Financial Daily from THE HINDU group of publications
Wednesday, Jul 06, 2005
Marketing - Trends
Computer sales sluggish, says MAIT study
(From left) Mr Vinnie Mehta, Executive Director, MAIT; Mr Rajendra Kumar, President; and Mr Bhupendra Kumar, Vice-President, at a press conference in the Capital on Tuesday. - - Kamal Narang
New Delhi , July 5
EVEN as India positions itself as a hardware destination for global giants, the news back home is not too encouraging.
Falling short of the annual target of 4 million units, the computer sales in the country clocked 3.63 million units in 2004-05, compared to 3.03 million units sold in the previous year.
"The desktop market notched 3.63 million units in 2004-05 registering a growth of 20 per cent over the last fiscal. The lower-than-expected performance in FY05 is owing to the lull in sales witnessed in the January-March quarter following confusion just before the Union Budget and the implementation of Value-Added Tax (VAT) regime.
"Non-clarity over WTO's Information Technology Agreement also depressed sentiments, the Executive Director of MAIT, Mr Vinnie Mehta, said at a conference here.
According to MAIT, PC sales are expected to cross 4.25 million units in 2005-06, reflecting a growth of 17 per cent. "Our growth estimate is conservative based on statistical indicators. However, the industry remains upbeat that the growth in 2005-06 would be in the region of 25-30 per cent," he said predicting that in the next 4-5 years the sector would see a 25 per cent CAGR on the back of broadband and local content proliferation.
The growth rate in the PC market is witnessing a declining trend. From a high of 37 per cent in 2002-03, the growth rate slipped to 32 per cent in 2003-04, 20 per cent in 2004-05 and an estimated 17 per cent in 2005-06.
According to the findings of MAIT's Industry performance review for 2004-05, the PC sales in top four cities grew by 8 per cent accounting for 38 per cent of the total market. Interestingly, the sales of PCs in smaller towns grew 34 per cent, accounting for 51 per cent of total market.
"The growth in personal computer sales can be credited to significant use by industry verticals as well as major e-governance initiatives by Centre and States. Also, the drop in prices of the PC at the entry level saw the emergence of a strong household market. Entry-level prices of PC have dropped to Rs 13,000-15,000 from Rs 20, 000-Rs 25,000 last year," Mr Mehta said.

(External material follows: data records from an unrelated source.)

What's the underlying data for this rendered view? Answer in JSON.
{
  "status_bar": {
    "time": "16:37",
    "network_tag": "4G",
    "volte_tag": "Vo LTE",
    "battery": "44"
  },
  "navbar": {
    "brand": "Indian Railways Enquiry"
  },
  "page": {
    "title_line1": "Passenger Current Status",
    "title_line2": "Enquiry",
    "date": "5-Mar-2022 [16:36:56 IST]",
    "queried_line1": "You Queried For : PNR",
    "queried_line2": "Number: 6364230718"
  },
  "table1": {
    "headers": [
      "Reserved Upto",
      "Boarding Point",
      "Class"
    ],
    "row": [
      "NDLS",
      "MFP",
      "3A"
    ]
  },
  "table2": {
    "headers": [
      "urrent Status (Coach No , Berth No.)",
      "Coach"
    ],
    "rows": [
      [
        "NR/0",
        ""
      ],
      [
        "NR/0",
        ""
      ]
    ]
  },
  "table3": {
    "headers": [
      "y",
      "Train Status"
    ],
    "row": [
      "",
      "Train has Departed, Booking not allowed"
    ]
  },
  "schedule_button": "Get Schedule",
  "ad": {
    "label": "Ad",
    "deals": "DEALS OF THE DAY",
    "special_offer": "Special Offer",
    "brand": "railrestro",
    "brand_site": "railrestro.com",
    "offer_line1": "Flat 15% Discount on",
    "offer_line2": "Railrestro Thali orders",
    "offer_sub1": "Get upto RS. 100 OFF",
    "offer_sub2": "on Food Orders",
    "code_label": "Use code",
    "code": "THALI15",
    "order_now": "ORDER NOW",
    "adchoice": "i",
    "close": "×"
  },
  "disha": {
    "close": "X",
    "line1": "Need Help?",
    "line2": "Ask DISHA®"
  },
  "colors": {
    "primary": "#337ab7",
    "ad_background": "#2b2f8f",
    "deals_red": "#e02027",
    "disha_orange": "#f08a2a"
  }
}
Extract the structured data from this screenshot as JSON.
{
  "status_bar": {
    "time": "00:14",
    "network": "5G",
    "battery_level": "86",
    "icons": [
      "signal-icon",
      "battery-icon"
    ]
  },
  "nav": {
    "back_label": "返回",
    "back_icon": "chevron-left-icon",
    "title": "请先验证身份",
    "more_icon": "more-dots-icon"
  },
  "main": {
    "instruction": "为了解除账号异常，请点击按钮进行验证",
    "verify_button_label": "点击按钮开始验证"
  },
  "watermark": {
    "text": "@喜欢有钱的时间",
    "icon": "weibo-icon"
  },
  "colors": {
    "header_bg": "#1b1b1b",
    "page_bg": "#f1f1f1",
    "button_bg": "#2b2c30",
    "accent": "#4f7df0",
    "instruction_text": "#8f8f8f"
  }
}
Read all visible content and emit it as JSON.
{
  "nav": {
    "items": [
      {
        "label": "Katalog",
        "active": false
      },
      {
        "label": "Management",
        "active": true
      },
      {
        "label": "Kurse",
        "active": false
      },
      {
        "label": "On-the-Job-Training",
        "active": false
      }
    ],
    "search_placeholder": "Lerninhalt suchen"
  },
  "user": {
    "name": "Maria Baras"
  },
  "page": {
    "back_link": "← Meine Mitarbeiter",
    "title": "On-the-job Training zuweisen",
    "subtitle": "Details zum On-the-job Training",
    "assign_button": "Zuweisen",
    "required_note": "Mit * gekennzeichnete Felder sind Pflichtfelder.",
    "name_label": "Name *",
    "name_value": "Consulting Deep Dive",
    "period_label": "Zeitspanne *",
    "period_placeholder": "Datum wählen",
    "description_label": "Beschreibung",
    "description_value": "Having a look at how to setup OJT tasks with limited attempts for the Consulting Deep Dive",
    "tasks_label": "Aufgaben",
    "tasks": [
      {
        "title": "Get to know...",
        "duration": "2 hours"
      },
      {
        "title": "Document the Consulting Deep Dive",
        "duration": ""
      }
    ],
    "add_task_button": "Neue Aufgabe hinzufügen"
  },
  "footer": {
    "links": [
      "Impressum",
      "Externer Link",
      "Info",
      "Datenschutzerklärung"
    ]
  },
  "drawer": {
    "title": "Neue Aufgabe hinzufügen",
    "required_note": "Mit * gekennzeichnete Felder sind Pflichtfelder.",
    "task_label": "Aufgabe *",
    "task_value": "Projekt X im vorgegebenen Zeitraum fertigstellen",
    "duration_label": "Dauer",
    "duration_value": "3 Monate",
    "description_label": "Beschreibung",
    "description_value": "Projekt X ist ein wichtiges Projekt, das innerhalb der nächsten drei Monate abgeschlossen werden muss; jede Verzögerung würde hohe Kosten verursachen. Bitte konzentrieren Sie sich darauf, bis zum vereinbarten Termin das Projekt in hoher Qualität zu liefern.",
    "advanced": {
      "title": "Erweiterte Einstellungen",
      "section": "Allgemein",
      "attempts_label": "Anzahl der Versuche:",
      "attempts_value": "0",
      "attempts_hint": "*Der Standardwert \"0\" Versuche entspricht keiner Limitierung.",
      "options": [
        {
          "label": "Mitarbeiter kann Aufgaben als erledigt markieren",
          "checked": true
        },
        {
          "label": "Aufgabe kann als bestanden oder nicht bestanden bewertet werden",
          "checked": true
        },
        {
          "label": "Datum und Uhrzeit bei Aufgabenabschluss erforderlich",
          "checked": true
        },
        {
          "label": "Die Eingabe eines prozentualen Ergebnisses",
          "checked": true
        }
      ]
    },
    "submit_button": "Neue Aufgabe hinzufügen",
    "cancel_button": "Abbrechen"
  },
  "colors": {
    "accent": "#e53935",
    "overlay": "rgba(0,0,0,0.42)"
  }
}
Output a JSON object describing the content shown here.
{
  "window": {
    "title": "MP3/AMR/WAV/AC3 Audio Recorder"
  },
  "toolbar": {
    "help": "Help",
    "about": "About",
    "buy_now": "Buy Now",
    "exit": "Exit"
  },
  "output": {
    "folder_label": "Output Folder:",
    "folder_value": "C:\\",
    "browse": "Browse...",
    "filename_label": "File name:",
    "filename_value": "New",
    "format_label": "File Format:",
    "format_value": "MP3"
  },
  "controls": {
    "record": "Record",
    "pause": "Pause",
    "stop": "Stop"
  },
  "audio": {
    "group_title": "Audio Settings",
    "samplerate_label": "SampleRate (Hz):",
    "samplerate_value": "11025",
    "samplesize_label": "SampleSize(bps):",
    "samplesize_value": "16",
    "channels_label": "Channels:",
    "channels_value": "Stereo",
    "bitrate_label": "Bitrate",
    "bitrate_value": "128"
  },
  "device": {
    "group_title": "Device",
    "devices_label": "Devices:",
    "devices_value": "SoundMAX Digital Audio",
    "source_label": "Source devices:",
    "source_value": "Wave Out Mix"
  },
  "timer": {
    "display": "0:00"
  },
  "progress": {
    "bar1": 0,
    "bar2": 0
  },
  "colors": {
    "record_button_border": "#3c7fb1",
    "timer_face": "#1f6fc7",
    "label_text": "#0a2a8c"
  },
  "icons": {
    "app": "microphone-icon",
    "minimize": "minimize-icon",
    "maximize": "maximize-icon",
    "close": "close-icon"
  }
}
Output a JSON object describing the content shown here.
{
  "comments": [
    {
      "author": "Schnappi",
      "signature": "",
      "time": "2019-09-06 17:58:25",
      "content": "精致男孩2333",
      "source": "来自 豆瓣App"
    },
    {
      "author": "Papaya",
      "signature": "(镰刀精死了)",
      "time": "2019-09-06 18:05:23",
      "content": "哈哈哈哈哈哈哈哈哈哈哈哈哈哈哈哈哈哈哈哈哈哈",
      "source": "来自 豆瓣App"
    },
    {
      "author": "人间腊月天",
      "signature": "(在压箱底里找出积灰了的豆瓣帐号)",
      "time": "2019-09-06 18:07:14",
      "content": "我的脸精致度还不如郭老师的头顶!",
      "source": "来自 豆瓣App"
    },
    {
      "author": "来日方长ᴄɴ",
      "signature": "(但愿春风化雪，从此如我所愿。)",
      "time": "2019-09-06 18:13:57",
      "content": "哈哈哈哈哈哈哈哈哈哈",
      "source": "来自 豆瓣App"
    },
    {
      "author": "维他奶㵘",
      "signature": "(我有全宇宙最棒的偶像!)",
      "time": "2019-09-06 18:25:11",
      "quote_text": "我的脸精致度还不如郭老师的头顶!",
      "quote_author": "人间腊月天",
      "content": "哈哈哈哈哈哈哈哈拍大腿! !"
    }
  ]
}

The proportion of the assembled PCs - the smaller lesser known regional brands and unbranded systems - reduced from 53 per cent of the total PC sales in 2003-04 to 41 per cent in 2004-05, registering a decline in growth by 7 per cent.
Aggressive pricing from the branded players cannibalised the market for the assembled PCs. Proportion of the Indian brands grew from 21 per cent in 2003-04 to 24 per cent, registering a growth of 37 per cent, while that of MNC brands increased from 26 per cent to 35 per cent for the same period.
The number of active Internet entities (establishments/individual with internet connection) increased to 2.92 million in March 2005, while the figure was 2.50 million in March 2004. The business segment witnessed a growth of 7 per cent, accounting for 44 per cent of the total active Internet entities while households with the annual growth of 26 per cent accounted for the remaining 56 per cent.
The study also showed that the overall printer sales grew 12 per cent in the fiscal year 2004-05. Notebooks witnessed highest growth amongst all product categories, with sales doubling to 0.17 million units in 2004-05.